Ваш сиреневый трупик закроет саваном мгла.
Лизанька оживает, танцует бурно.
Анфан террибль[52]. Мерси, мадмазель.
Лизанька. Вытряхиваться?
Аметистов. Вытряхайтесь, Лизанька.
Лизанька исчезает. Обольянинов прекращает музыку. Занавеску закрывает Аметистов.
Что вы скажете, драгоценнейший Борис Семенович?
Гусь. Да-а...
Аметистов. Бокальчик?
Гусь. Мерси. Нет, вы прямо обаятельная личность.
Аметистов. Знаете, Борис Семенович. Пообтесался в свое время. Потерся при дворе.
Гусь. Вы были при дворе?
Аметистов. Точно так. Я, знаете ли, если расскажу вам некоторые тайны своего деторождения, вы прямо изойдете слезами.
Гусь. Это замечательно. Э... у вас есть, может быть, что-нибудь более...
Аметистов. Закрытое...
Гусь. Открытое...
Аметистов. Узнаю ваш вкус, почтеннейший Борис Семенович. И поверьте фирме. (Берет скрипку.) Ателье!
Мымра на эстраде в роскошном и открытом туалете кормит искусственных голубей. Аметистов играет на скрипке ноктюрн Шопена под аккомпанемент Обольянинова.
Не выгибайтесь так, Наталья Николаевна. Вечер еще впереди.
Мымра. Не смейте мне делать замечания!
Аметистов (играя). Больше жизни, мадмуазель Натали!
Музыка прекращается.
Фить!
Мымра (исчезая). Невежа!
Аметистов (ей вслед). Ву зет тре земабль[53]. Как вы находите, очаровательнейший Борис Семенович?
Манюшка появляется на эстраде в русском костюме.
Мадемуазель Мари, стиль рюсс! Маэстро!
Обольянинов играет «Светит месяц». Манюшка танцует. Аметистов играет на балалайке.
Херувим (интимно). Мануска! Когда танцуиси, мене самалатли, гости не самалатли.
Манюшка (интимно). Уйди, черт ревнивый!
Обольянинов. Я играю, горничная на эстраде танцует... Бывшие куры... Что происходит в Москве?
Аметистов. Цсс. Манюшка, скатывайся с эстрады, накрывай ужин в два счета. (Гусю.) Э бьен?[54]
Гусь (восторженно). Ателье!
Аметистов. Совершенно верно, обаятельнейший Борис Семенович! Ателье!
Иванова появляется на эстраде в роскошном и рискованном платье. Обольянинов играет страстный вальс.

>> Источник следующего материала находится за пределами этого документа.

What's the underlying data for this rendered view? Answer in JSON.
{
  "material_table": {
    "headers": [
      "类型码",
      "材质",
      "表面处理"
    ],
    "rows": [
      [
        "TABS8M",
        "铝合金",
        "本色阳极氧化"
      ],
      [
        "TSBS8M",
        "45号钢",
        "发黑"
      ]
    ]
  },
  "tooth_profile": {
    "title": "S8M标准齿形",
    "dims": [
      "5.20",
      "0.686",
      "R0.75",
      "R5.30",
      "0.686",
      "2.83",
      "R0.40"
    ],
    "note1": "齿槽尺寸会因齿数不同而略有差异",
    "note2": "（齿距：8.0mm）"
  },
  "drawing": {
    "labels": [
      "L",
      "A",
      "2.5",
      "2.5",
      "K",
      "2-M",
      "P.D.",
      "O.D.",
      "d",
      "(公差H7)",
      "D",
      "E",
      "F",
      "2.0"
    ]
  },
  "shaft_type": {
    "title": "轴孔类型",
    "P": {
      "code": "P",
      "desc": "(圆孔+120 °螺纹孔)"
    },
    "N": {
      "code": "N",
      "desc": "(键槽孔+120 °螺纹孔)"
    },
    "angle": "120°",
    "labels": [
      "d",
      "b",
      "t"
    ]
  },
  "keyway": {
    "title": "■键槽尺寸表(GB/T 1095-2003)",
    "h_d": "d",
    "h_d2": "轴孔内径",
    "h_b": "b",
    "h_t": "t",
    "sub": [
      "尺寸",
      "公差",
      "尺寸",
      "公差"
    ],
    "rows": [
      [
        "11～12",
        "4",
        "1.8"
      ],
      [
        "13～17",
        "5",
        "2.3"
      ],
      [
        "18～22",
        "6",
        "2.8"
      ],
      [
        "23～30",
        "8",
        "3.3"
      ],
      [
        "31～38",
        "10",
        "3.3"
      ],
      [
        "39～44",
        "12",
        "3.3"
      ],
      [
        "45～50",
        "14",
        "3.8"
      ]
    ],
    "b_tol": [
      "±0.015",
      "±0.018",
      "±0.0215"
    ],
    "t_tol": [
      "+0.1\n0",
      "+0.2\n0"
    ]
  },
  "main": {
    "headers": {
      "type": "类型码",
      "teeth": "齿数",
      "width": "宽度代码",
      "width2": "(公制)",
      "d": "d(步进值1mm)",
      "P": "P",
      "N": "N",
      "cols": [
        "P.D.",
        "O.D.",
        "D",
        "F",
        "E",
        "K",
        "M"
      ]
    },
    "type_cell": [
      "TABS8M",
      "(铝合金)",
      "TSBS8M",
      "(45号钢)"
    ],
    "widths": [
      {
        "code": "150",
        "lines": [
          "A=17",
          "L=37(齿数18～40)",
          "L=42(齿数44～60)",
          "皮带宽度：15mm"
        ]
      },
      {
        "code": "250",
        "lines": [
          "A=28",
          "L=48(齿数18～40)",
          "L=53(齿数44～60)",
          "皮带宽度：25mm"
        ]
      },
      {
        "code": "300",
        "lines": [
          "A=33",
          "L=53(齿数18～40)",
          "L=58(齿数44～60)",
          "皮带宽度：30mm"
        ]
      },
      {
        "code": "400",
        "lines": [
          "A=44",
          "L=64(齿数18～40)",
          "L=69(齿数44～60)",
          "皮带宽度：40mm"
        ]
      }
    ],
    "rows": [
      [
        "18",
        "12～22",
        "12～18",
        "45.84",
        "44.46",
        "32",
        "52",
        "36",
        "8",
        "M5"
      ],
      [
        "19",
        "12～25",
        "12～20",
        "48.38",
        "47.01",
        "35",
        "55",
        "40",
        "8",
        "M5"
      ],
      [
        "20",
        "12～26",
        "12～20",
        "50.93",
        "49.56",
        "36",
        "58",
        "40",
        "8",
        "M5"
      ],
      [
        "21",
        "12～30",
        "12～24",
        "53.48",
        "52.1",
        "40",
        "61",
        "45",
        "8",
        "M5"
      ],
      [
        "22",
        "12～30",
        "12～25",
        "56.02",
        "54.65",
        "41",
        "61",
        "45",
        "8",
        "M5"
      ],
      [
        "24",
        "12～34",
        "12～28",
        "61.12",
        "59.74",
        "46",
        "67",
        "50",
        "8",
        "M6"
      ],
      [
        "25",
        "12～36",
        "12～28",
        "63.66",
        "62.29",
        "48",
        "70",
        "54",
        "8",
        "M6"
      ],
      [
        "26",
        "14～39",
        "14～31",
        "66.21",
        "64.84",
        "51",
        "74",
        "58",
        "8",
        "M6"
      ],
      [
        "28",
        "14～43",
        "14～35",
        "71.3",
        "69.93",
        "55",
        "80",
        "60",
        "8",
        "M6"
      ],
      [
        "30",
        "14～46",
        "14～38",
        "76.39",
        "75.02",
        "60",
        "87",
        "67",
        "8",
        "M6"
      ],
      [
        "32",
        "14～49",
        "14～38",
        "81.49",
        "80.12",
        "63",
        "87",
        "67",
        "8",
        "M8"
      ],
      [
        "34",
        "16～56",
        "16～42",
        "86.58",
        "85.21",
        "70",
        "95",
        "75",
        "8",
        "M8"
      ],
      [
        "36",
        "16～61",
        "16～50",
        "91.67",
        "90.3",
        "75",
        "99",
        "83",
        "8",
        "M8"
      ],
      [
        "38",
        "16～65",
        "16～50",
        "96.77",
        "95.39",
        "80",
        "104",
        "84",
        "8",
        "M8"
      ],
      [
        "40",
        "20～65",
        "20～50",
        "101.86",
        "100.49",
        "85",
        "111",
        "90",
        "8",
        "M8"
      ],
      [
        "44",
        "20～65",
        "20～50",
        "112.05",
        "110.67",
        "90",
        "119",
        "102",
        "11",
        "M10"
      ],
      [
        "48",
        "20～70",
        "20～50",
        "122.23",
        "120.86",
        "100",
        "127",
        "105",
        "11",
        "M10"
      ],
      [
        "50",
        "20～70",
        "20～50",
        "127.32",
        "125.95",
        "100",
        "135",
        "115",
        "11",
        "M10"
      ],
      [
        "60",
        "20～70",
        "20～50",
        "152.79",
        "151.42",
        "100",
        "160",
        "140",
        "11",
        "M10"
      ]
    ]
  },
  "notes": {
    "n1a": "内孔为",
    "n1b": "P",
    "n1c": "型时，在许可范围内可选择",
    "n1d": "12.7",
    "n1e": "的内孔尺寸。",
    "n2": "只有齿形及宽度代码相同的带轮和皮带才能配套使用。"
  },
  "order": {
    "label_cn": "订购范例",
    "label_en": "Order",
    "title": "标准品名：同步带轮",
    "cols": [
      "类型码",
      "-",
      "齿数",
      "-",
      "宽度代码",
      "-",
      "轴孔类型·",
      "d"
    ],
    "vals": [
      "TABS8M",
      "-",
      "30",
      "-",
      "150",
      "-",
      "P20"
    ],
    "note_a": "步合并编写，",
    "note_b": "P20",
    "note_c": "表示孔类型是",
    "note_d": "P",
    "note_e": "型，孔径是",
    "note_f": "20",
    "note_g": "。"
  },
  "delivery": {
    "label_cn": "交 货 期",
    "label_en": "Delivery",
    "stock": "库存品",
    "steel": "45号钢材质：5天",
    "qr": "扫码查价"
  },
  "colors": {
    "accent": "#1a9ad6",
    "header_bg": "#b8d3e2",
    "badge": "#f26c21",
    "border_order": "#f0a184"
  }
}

Что скажете, Борис Семенович? Моя постановочка. (Вбегает на эстраду, танцует с Ивановой. В паузе показывает.) Декольте сюр ле бра[55]. (Танцует. В паузе.) Декольте... (Ищет складку.) ...сюр ле до[56]. (Танцует.) В сущности, я очень несчастлив, мадам Иванова. Моя мечта уехать с любимой женщиной в Ниццу, туда, где цветут рододендроны...
Иванова (танцуя). Болтун.
Аметистов (заканчивая танец, бросает Иванову к ногам Гуся). Я — палач!
Музыка обрывается.
Херувим (выбегает из-за занавески, аплодирует). Постановсика! Постановсика! Аметистова!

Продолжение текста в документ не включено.